How that chance is thrown away is the moving story of Borderliners. Like Smilla’s Feeling for Snow, Borderliners deals with social outsiders who deliberately confront an authoritarian evil. But this novel does not occupy the same large canvas as Smilla with the physics and chemistry of snow, nuclear physics and human psychology, and much else besides.

Borderliners is clearly autobiographical: its narrator is Peter, 14, who we learn later is adopted by a family named Hoeg. Beaten down by his brutal orphanage childhood, Peter becomes a psychotic, wrestling with the demons of anxiety and despair that "the absolutely normal pupils" around him can hardly guess at. In his third ear, Peter is drawn to the brilliant, self-destructive older teenager, Katarina. Equally, he feels compelled to protect a strange new student named August who clearly wants to succeed but is also a psychaiatric case.

"He is chaos," Katarina muses, "if their plan is order, why have they taken him?" How does August’s admission relate to the proposed plans of the school, such as intensified security and psychological testing? To find out, Peter and Katarina embark on an investigation as the web of surveillance closes around them. The plot is simple: Spy versus counter-spies. But it is interspersed with the typically European baggage of philosophy and a penchant for ideas. "What is time?" are the book’s opening words and as the novel develops, Hoeg goes on to discuss various theories of the nature of Time.

"What is the stuff of eternity, where does Time go, at what time in the infinite Universe do things begin and at what point are they able to see the end?" And as if to answer these unanswerable questions, Hoeg creates a surreal atmosphere moving back and forth in time, fast-forwarding to Peter’s family life. Many readers who are unable to take the sub-text are likely to lose interest as soon as Hoeg goes on to discuss various theories of the nature of Time.

But the novel explains why borderliners feel alienated with the elitist, linear notions of Time. Time seems destructive, or at best cyclical to children who are deprived because they feel happiness has no future and the pendulum would swing back again to misery and unhappiness. Biehl’s Academy, steeped in "covert Darwinism", views Time as a progressive force for improvement, refinement and selection. This belief justifies the conformism imposed by the school but it also opens onto a warped view of education and what it is finally supposed to do to the individual.

"Tale-telling was frowned upon at Biehl’s. But all pupils were encouraged to report any irregularities to the office or their class teacher. Under the heading of serious irregularities came stealing, vandalism in the toilets, the only places not under constant supervision; smoking; breaking school rules like, for example, when people had been forbidden to talk to one another.

"At the Royal Orphanage you were encouraged to report things. But there it almost never happened. Those few times it did, you waited for a bit, until the teachers relaxed their awareness, and then made the informer jump from the willow tree into the lake, and did not haul out the person concerned until the point where he only just survived.

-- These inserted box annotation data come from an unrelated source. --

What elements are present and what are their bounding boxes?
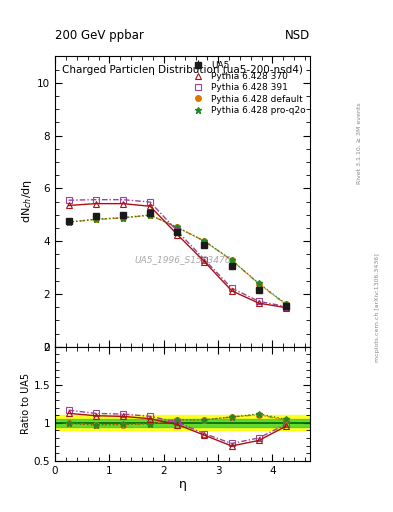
Line: Pythia 6.428 370: Pythia 6.428 370 [66,201,289,310]
Pythia 6.428 pro-q2o [257,280,261,286]
X-axis label: η: η [179,478,187,492]
Pythia 6.428 pro-q2o [66,219,71,225]
Text: 200 GeV ppbar: 200 GeV ppbar [55,29,144,42]
Pythia 6.428 default [229,257,234,263]
Text: UA5_1996_S1583476: UA5_1996_S1583476 [134,255,231,264]
Line: Pythia 6.428 default: Pythia 6.428 default [66,212,289,307]
Pythia 6.428 pro-q2o [148,212,152,218]
Pythia 6.428 default [257,281,261,287]
Pythia 6.428 default [94,217,98,223]
Pythia 6.428 391 [284,304,288,310]
Text: mcplots.cern.ch [arXiv:1306.3436]: mcplots.cern.ch [arXiv:1306.3436] [375,253,380,361]
Pythia 6.428 370 [257,300,261,306]
Pythia 6.428 391 [94,197,98,203]
Text: Charged Particleη Distribution (ua5-200-nsd4): Charged Particleη Distribution (ua5-200-… [62,65,303,75]
Pythia 6.428 default [66,219,71,225]
Pythia 6.428 default [284,302,288,308]
Pythia 6.428 391 [202,257,207,263]
Pythia 6.428 default [148,212,152,218]
Pythia 6.428 370 [148,203,152,209]
Pythia 6.428 370 [121,201,125,207]
Legend: UA5, Pythia 6.428 370, Pythia 6.428 391, Pythia 6.428 default, Pythia 6.428 pro-: UA5, Pythia 6.428 370, Pythia 6.428 391,… [186,59,308,117]
Line: Pythia 6.428 pro-q2o: Pythia 6.428 pro-q2o [65,211,290,307]
Pythia 6.428 default [175,224,180,230]
Pythia 6.428 pro-q2o [202,238,207,244]
Pythia 6.428 391 [121,197,125,203]
Pythia 6.428 391 [257,298,261,304]
Pythia 6.428 391 [66,197,71,203]
Pythia 6.428 370 [66,202,71,208]
Pythia 6.428 pro-q2o [94,216,98,222]
Pythia 6.428 370 [229,288,234,294]
Pythia 6.428 pro-q2o [175,224,180,230]
Y-axis label: dN$_{ch}$/dη: dN$_{ch}$/dη [20,180,34,224]
Pythia 6.428 370 [284,305,288,311]
Pythia 6.428 391 [229,285,234,291]
Line: Pythia 6.428 391: Pythia 6.428 391 [66,197,289,309]
Pythia 6.428 370 [175,231,180,238]
Pythia 6.428 pro-q2o [284,301,288,307]
Y-axis label: Ratio to UA5: Ratio to UA5 [21,373,31,434]
Pythia 6.428 default [121,215,125,221]
Pythia 6.428 default [202,238,207,244]
Pythia 6.428 370 [94,201,98,207]
Pythia 6.428 391 [175,228,180,234]
Pythia 6.428 pro-q2o [229,257,234,263]
Pythia 6.428 pro-q2o [121,215,125,221]
Text: Rivet 3.1.10, ≥ 3M events: Rivet 3.1.10, ≥ 3M events [357,102,362,184]
Pythia 6.428 370 [202,259,207,265]
Pythia 6.428 391 [148,199,152,205]
Text: NSD: NSD [285,29,310,42]
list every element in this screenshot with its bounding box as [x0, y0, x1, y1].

"This rule did not exist at Biehl’s. But then, most of the pupils came from caring families and ran no special risk of being reported for anything. They never had to protect themselves, the way you do when you are on the borderline. You never saw anyone being reported, it was done anonymously. Even so, you sensed that it happened pretty often. August and Katarina must have sensed it, too. We did not talk to one another in the corridor." "We wanted to help," the headmaster explains after disaster has struck the school. "We wanted to carry the rest of you along with us." But the basic question is whether the experiment in social Darwinism can really be carried out without harming those who did not wish to fall in line or follow the rule book. Borderliners is an emotionally surcharged novel and the portrait of the embittered survivor could be described as The Portrait of Peter as a Young Man.